A week or two ago I decided to clean out my garage. I waded through totes of rubbish, discarding much. A few boxes contained things from when I was young lad. Three yo-yos, still strangely cool. A tin of ARMY paint. A plastic recorder. One well-worn Rubik's cube (that I learned to solve as a freshman in college, though I no longer remember how). Lots of drawings and super hero cards and drawings of super heroes. A stack of old writings, from items in my high school portfolio to obscure poetry to absurd fiction. And, among other things, a box of 3.5" floppy disks. (FN1)
My computer at work is possibly one of the last one's remaining on the Earth that has a floppy drive still in it. Back in high school, I thought floppies were super cool. Cool enough that this box had several floppies in it, and I had no clue what I would find. So I brought the disks to work and popped them in. After some system groaning, things finally started working.
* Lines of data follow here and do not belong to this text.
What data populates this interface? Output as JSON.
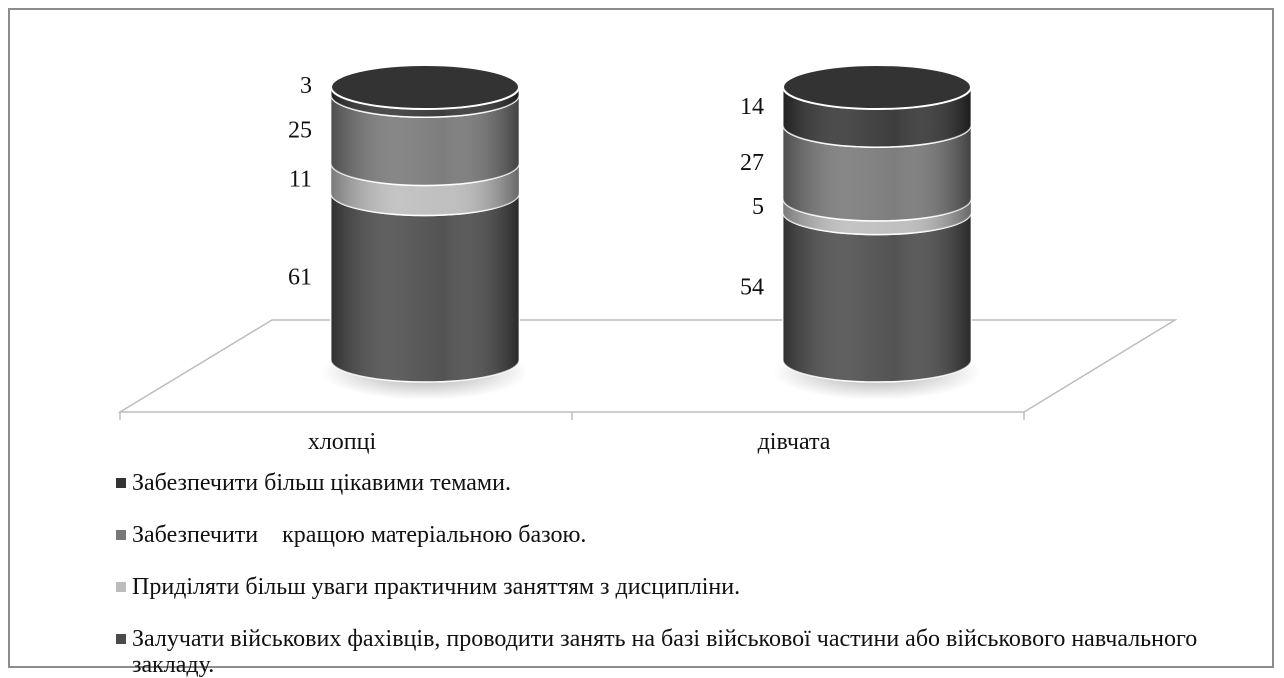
{
  "chart_data": {
    "type": "bar",
    "stacked": true,
    "style": "3d-cylinder",
    "categories": [
      "хлопці",
      "дівчата"
    ],
    "series": [
      {
        "name": "Залучати військових фахівців, проводити занять на базі військової частини або військового навчального закладу.",
        "values": [
          61,
          54
        ],
        "color": "#4a4a4a"
      },
      {
        "name": "Приділяти більш уваги практичним заняттям з дисципліни.",
        "values": [
          11,
          5
        ],
        "color": "#bcbcbc"
      },
      {
        "name": "Забезпечити    кращою матеріальною базою.",
        "values": [
          25,
          27
        ],
        "color": "#777777"
      },
      {
        "name": "Забезпечити більш цікавими темами.",
        "values": [
          3,
          14
        ],
        "color": "#333333"
      }
    ],
    "data_labels": {
      "хлопці": [
        "61",
        "11",
        "25",
        "3"
      ],
      "дівчата": [
        "54",
        "5",
        "27",
        "14"
      ]
    },
    "legend_position": "bottom",
    "grid": false
  },
  "legend": [
    {
      "label": "Забезпечити більш цікавими темами.",
      "color": "#333333"
    },
    {
      "label": "Забезпечити    кращою матеріальною базою.",
      "color": "#777777"
    },
    {
      "label": "Приділяти більш уваги практичним заняттям з дисципліни.",
      "color": "#bcbcbc"
    },
    {
      "label": "Залучати військових фахівців, проводити занять на базі військової частини або військового навчального закладу.",
      "color": "#4a4a4a"
    }
  ]
}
Half of them were blank. One or two had files but would not let me open them. And then two had some old writings of mine. Old, as in, from when I was an early teenager old. Back in eighth grade (I think, give or take a grade) I started writing my first novel. I pecked out line after line of purely awesome and original fantasy. The world was not ready for the brilliance of my work. And so I wrote and wrote, drawing up maps and casting character after character. My story had unexplainable but logical magic and a magic sword and a simple farmboy and a princess and a Dark Lord (who was actually called Dark Lord), and many other totally original things. And then one day I ran out of time and forgot about the story.
This story was on the floppy. It's over 80,000 words. I called it The Legend of Eli. I read a few paragraphs and cringed at nearly every word. How could I, Master of Originality and Wielder of Words, create such trite garbage? I want to print it out and read through it all, just to see what the heck kind of story I did. I vaguely remember pieces of what it was about, but very little. I know it's got plot holes galore, I remember having that problem.
The sad thing is this story is just one more notch on my very long belt of unfinished tales. I'm not sure why I struggle to finish stories. It's not that I don't enjoy writing them. Lord knows I love to write. Apparently I always have, evidenced by the stacks of old writings I've found. (FN2) And if I didn't love to write, then I wouldn't do it. It doesn't matter if I'm writing a song or a blog post, there's just something about the way putting words out there makes me feel. Sure, my true love is fiction, but it's also my bane.
I like to blame it on too much creativity. My mind is always thinking about the next world to create. What kind of people will it have? Or what will the environment look like for these folks? Once I progress so far, it's like I've got to put to paper (FN3) the tale before I forget it, and then when I start jotting the ideas down, I instead jump ship and explore new waters more. Am I simple minded? ADHD? I don't know, but I don't think I am.
Maybe I get lost in my story. Perhaps I know where I'm at and where I want to go, but know that I want to explore more before I get there. If this is the case, then I need to simply tighten up my focus and press on. No one wants to read a sprawling epic that dawdles for too long before actually doing anything.
Looking back at most of my writings, it's rare to find an actual complete tale. Do I struggle with the endgame? Yes, but no. I struggle to even make it to the end. The biggest culprit is, of course, the lack of time, but that's used so often that it's a cliché that I can't put stock in. If I love it, then I'll find time. True. But I don't. For whatever reason, my stories peter out and sit alone on a shelf with the rest of forgotten lore. They're not masterpieces, nor are they well written, but they're mine. They're things I've invested time in, yet not enough. What does it take to get me to finish one?
Somehow I still convince myself to keep writing. This story will be different. This one will end. It will have closure. I can hear my future self laughing back at my current self now. (FN4) Keep telling yourself that, Logan. The writing machine keeps spinning yarns, but they always keep a-breakin'. But maybe this time you just might do it.
It's enough to keep me trying.
FN1: Disk is such an odd word. I almost always use disc, but with a floppy, it seems like it's disk, with a K. I'm not sure if there's really a difference in the English language.
FN2: I must have always been odd. Most of my stories are completely absurd, posing ridiculous situations or juxtaposing things that ought not be juxtaposed.
FN3: Okay, I don't literally write on paper. Most of my writing is done via Google Documents. Rarely do I use paper and pen for writing, though there are extenuating circumstances.
FN4: Like FN3, I can't literally hear this, though if I did I would be perplexed.